When I talk about explanation skills, I often hear a common response: “Boy do I know someone who needs that!” Over time I’ve found that, often, this person in need is a scientist or research professor who can’t seem to explain their work or current projects in an understandable way.
It’s a fascinating paradox. You could reason that the most informed people would have the best explanations, but it’s not often the case. Many times, the inverse is true. As I first learned in the book Made to Stick, knowledge has a way of “cursing” us and making it difficult for us to imagine what it’s like not to know something. When it comes time to explain it, we can’t put ourselves in another’s shoes. This is the Curse of Knowledge.
But it goes deeper. Austin Kleon pointed me to an article by Greg Elbow called “Maybe Academics Aren’t So Stupid After All”, which provides a smart look at why academics struggle with being understandable, especially in speech. Elbow, author of Vernacular Eloquence, deems the condition “sentence interruptus”. He writes:
No, the chaos that bedevils the speech of so many academics takes the form of frequent interruptions in the flow of speech — interruptions that come from imperious intrusions into our minds of other thoughts. Before one sentence is finished, we break in with “well but, that isn’t quite it, it’s really a matter of…”. Academics often can’t finish one sentence or thought before launching into a related one.
I’m sure you’ve seen this in action. Elbow relates it to how he was taught in graduate school:
When we academics were in graduate school, we were trained to write badly (no one put it this way of course) because every time we wrote X, our teacher always commented, “But have you considered Y? Don’t you see that Y completely contradicts what you write here.” “Have you considered” is the favorite knee-jerk response of academics to any idea. As a result, we learn as students to clog up our writing with added clauses and phrases to keep them from being attacked. In a sense (a scary sense), our syntactic goal is create sentences that take a form something like this:
X, and yet on the other hand Y, yet nevertheless X in certain respects, while at the same time Y in other respects.

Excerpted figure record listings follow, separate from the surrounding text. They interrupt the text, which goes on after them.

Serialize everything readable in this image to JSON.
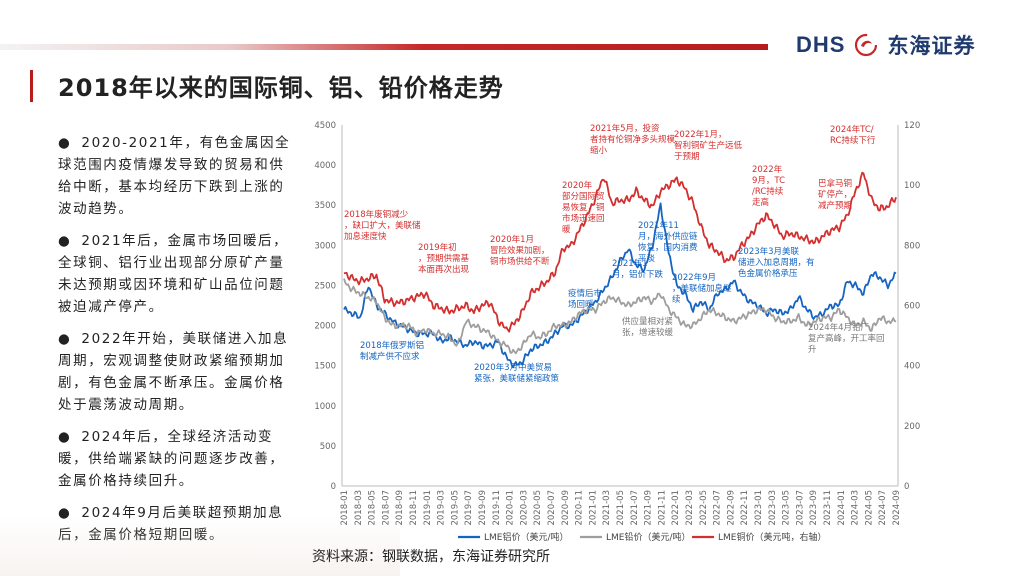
{
  "header": {
    "title": "2018年以来的国际铜、铝、铅价格走势",
    "logo_en": "DHS",
    "logo_cn": "东海证券"
  },
  "bullets": [
    {
      "mark": "●",
      "text": "2020-2021年，有色金属因全球范围内疫情爆发导致的贸易和供给中断，基本均经历下跌到上涨的波动趋势。"
    },
    {
      "mark": "●",
      "text": "2021年后，金属市场回暖后，全球铜、铝行业出现部分原矿产量未达预期或因环境和矿山品位问题被迫减产停产。"
    },
    {
      "mark": "●",
      "text": "2022年开始，美联储进入加息周期，宏观调整使财政紧缩预期加剧，有色金属不断承压。金属价格处于震荡波动周期。"
    },
    {
      "mark": "●",
      "text": "2024年后，全球经济活动变暖，供给端紧缺的问题逐步改善，金属价格持续回升。"
    },
    {
      "mark": "●",
      "text": "2024年9月后美联超预期加息后，金属价格短期回暖。"
    }
  ],
  "source": "资料来源：钢联数据，东海证券研究所",
  "colors": {
    "aluminum": "#1565c0",
    "lead": "#9e9e9e",
    "copper": "#d32f2f",
    "accent": "#b71c1c",
    "brand": "#1f3a6e"
  },
  "chart_data": {
    "type": "line",
    "title": "",
    "x_start": "2018-01",
    "x_end": "2024-11",
    "xtick_labels": [
      "2018-01",
      "2018-03",
      "2018-05",
      "2018-07",
      "2018-09",
      "2018-11",
      "2019-01",
      "2019-03",
      "2019-05",
      "2019-07",
      "2019-09",
      "2019-11",
      "2020-01",
      "2020-03",
      "2020-05",
      "2020-07",
      "2020-09",
      "2020-11",
      "2021-01",
      "2021-03",
      "2021-05",
      "2021-07",
      "2021-09",
      "2021-11",
      "2022-01",
      "2022-03",
      "2022-05",
      "2022-07",
      "2022-09",
      "2022-11",
      "2023-01",
      "2023-03",
      "2023-05",
      "2023-07",
      "2023-09",
      "2023-11",
      "2024-01",
      "2024-03",
      "2024-05",
      "2024-07",
      "2024-09"
    ],
    "y_left": {
      "ylim": [
        0,
        4500
      ],
      "ticks": [
        0,
        500,
        1000,
        1500,
        2000,
        2500,
        3000,
        3500,
        4000,
        4500
      ]
    },
    "y_right": {
      "ylim": [
        0,
        12000
      ],
      "ticks": [
        0,
        2000,
        4000,
        6000,
        8000,
        10000,
        12000
      ]
    },
    "series": [
      {
        "name": "LME铝价（美元/吨）",
        "axis": "left",
        "color": "#1565c0",
        "values": [
          2200,
          2150,
          2100,
          2500,
          2250,
          2150,
          2050,
          2000,
          1950,
          1900,
          1900,
          1900,
          1800,
          1850,
          1800,
          1750,
          1800,
          1750,
          1750,
          1800,
          1600,
          1500,
          1550,
          1700,
          1750,
          1800,
          1900,
          2000,
          2000,
          2100,
          2200,
          2300,
          2450,
          2600,
          2800,
          2950,
          2750,
          2700,
          3000,
          3500,
          2900,
          2500,
          2400,
          2200,
          2300,
          2200,
          2400,
          2450,
          2550,
          2400,
          2300,
          2250,
          2150,
          2200,
          2150,
          2200,
          2350,
          2200,
          2100,
          2150,
          2250,
          2250,
          2550,
          2500,
          2400,
          2650,
          2600,
          2500,
          2650
        ]
      },
      {
        "name": "LME铅价（美元/吨）",
        "axis": "left",
        "color": "#9e9e9e",
        "values": [
          2550,
          2450,
          2400,
          2350,
          2300,
          2100,
          2000,
          2000,
          2000,
          1900,
          1950,
          1900,
          1900,
          1850,
          1750,
          2050,
          2000,
          1950,
          1900,
          1800,
          1750,
          1650,
          1750,
          1900,
          1850,
          1900,
          2000,
          2000,
          2050,
          2150,
          2200,
          2200,
          2300,
          2350,
          2300,
          2250,
          2300,
          2350,
          2300,
          2400,
          2200,
          2100,
          2000,
          2000,
          2100,
          2200,
          2150,
          2100,
          2050,
          2100,
          2150,
          2200,
          2200,
          2100,
          2050,
          2050,
          2100,
          2000,
          2050,
          2100,
          2100,
          2200,
          2100,
          2000,
          2050,
          1950,
          2100,
          2050,
          2050
        ]
      },
      {
        "name": "LME铜价（美元吨，右轴）",
        "axis": "right",
        "color": "#d32f2f",
        "values": [
          7100,
          6900,
          6800,
          6900,
          7000,
          6200,
          6100,
          6100,
          6200,
          6300,
          6400,
          6000,
          5900,
          5800,
          5900,
          6000,
          5800,
          6000,
          6100,
          5500,
          5200,
          5400,
          5800,
          6400,
          6600,
          6800,
          7100,
          7900,
          8000,
          8500,
          9000,
          9600,
          10300,
          9400,
          9500,
          9500,
          9800,
          9500,
          9300,
          9800,
          10000,
          10200,
          9900,
          9400,
          8600,
          8000,
          7800,
          7500,
          7600,
          8000,
          8300,
          8700,
          9000,
          8700,
          8300,
          8400,
          8300,
          8200,
          8100,
          8300,
          8500,
          8600,
          9000,
          9800,
          10400,
          9500,
          9200,
          9300,
          9600
        ]
      }
    ],
    "annotations": [
      {
        "text": "2018年废铜减少，缺口扩大，美联储加息速度快",
        "series": "copper"
      },
      {
        "text": "2018年俄罗斯铝制减产供不应求",
        "series": "aluminum"
      },
      {
        "text": "2019年初，预期供需基本面再次出现",
        "series": "copper"
      },
      {
        "text": "2020年1月冒险效果加剧，铜市场供给不断",
        "series": "copper"
      },
      {
        "text": "2020年3月中美贸易紧张，美联储紧缩政策",
        "series": "aluminum"
      },
      {
        "text": "2020年部分国际贸易恢复，铜市场迅速回暖",
        "series": "copper"
      },
      {
        "text": "疫情后市场回暖",
        "series": "aluminum"
      },
      {
        "text": "2021年5月，投资者持有伦铜净多头规模缩小",
        "series": "copper"
      },
      {
        "text": "2021年11月，海外供应链恢复，国内消费平淡",
        "series": "aluminum"
      },
      {
        "text": "2021年1月，铝价下跌",
        "series": "aluminum"
      },
      {
        "text": "供应量相对紧张，增速较缓",
        "series": "lead"
      },
      {
        "text": "2022年1月，智利铜矿生产远低于预期",
        "series": "copper"
      },
      {
        "text": "2022年9月，美联储加息继续",
        "series": "aluminum"
      },
      {
        "text": "2022年9月，TC/RC持续走高",
        "series": "copper"
      },
      {
        "text": "2023年3月美联储进入加息周期，有色金属价格承压",
        "series": "aluminum"
      },
      {
        "text": "巴拿马铜矿停产，减产预期",
        "series": "copper"
      },
      {
        "text": "2024年TC/RC持续下行",
        "series": "copper"
      },
      {
        "text": "2024年4月铅厂复产高峰，开工率回升",
        "series": "lead"
      }
    ],
    "legend_position": "bottom"
  }
}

In some ways, the same critical thinking and awareness of criticism that helps academics earn respect among their peers and have fruitful careers inhibits how they present ideas to people outside their profession. It becomes a habit that’s hard to break. Elbow continues...

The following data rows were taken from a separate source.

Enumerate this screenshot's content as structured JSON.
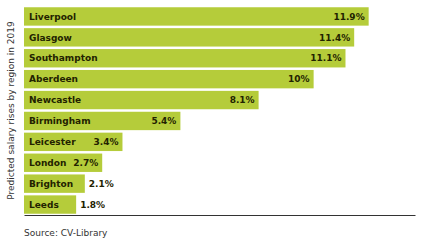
{
  "chart_data": {
    "type": "bar",
    "orientation": "horizontal",
    "categories": [
      "Leeds",
      "Brighton",
      "London",
      "Leicester",
      "Birmingham",
      "Newcastle",
      "Aberdeen",
      "Southampton",
      "Glasgow",
      "Liverpool"
    ],
    "values": [
      1.8,
      2.1,
      2.7,
      3.4,
      5.4,
      8.1,
      10.0,
      11.1,
      11.4,
      11.9
    ],
    "value_labels": [
      "1.8%",
      "2.1%",
      "2.7%",
      "3.4%",
      "5.4%",
      "8.1%",
      "10%",
      "11.1%",
      "11.4%",
      "11.9%"
    ],
    "color": "#b5cc3a",
    "xlim": [
      0,
      13.5
    ],
    "ylabel": "Predicted salary rises by region in 2019",
    "annotations": [
      "Source: CV-Library"
    ],
    "data_labels": true,
    "tick_labels": false,
    "grid": false
  }
}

We are trained as academics to look for exceptions, never to accept one idea or point of view or formulation without looking for contradictions or counter examples or opposing ideas. Yet this habit gets so internalized that we often don’t quite realize we are doing it; we just “talk normally” — but this normal is fractured discourse to listeners.
By discussing the exceptions, the alternative views, the conflicting research, one can present a more accurate and defensible position. This style of communication is valuable and needed, especially in academia where defense of an idea can be paramount.
However, there is a difference between being accurate and understandable. When understanding is the goal, we sometimes have to trade a bit of accuracy for understanding and realize that without a foundation of basic understanding, the details don’t matter for most people. That’s why we need better explanations. Part of Elbow's point is that writing is way to solve the speaking problem and I agree. Writing an explanation forces you to think differently about it and start to see how it could be improved in speech or whatever media you choose.